We should note some caveats with our estimate. Most notably, Congress and the president could decide to cut back more aggressively than the deficit deal requires -- for instance, through a bigger military draw-down or allowing the upper-income Bush tax cuts to expire in 2012. That would reduce the additional debt accrued -- but even if that happens, DeMint still has a nice cushion for his estimate.
We should also explain that the cuts envisioned in the debt-ceiling deal are real -- they just won’t make that much of a dent in a debt that’s growing rapidly due to increases in spending on items such as Social Security and Medicare, as well as interest for previously accrued debt.
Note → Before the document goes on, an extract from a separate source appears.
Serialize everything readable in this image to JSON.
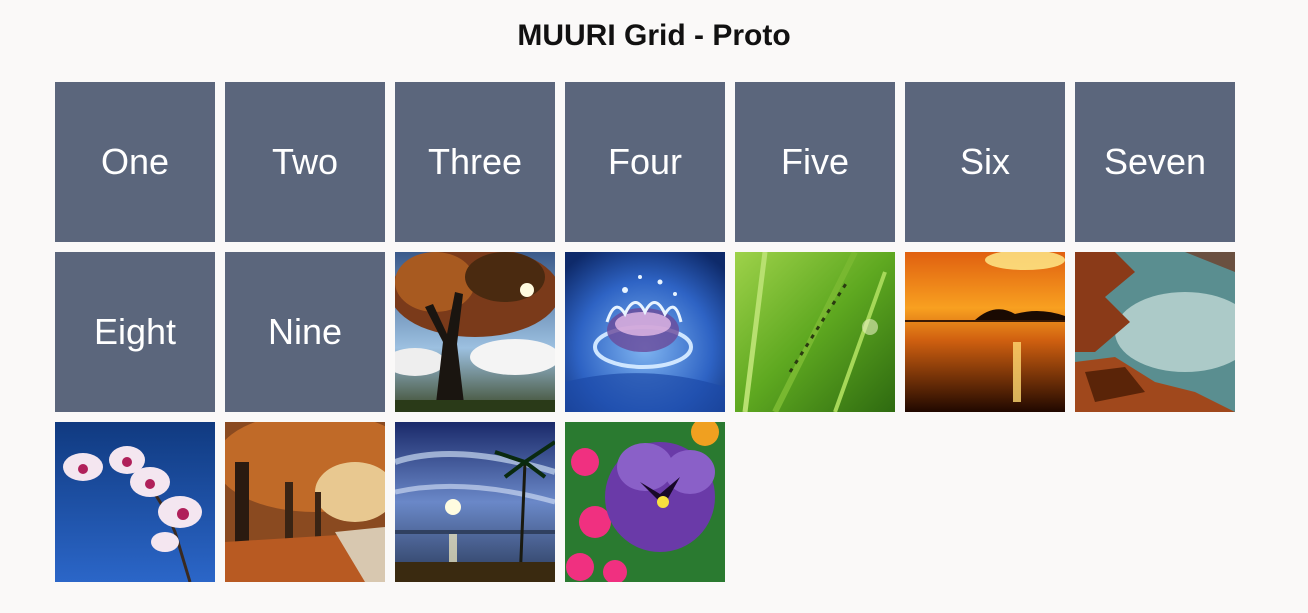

So DeMint’s numbers are actually a cautious estimate -- our math suggests that the debt could continue to grow by as much as $9 trillion. Since the senator’s main point was to warn people that the debt-ceiling deal "doesn’t cut the debt," even his low-ball estimate amply supports his point.
However, as we noted, there’s a problem with how DeMint phrased his statement. Technically, the debt that will be added is not a result of the debt ceiling bill itself, as DeMint indicated. The bill didn’t "add about $7 trillion in new debt," as he put it -- instead, it fails to stop that debt from being added.
We understood what DeMint’s point was -- and thought it was a valid one -- but at PolitiFact, one of our guiding principles is that "words matter." In this case, DeMint was wrong to say that the debt ceiling bill itself added to the debt, but he was right in his point that, despite passage of the bill, debt will continue to grow. For that reason we rate his statement Mostly False.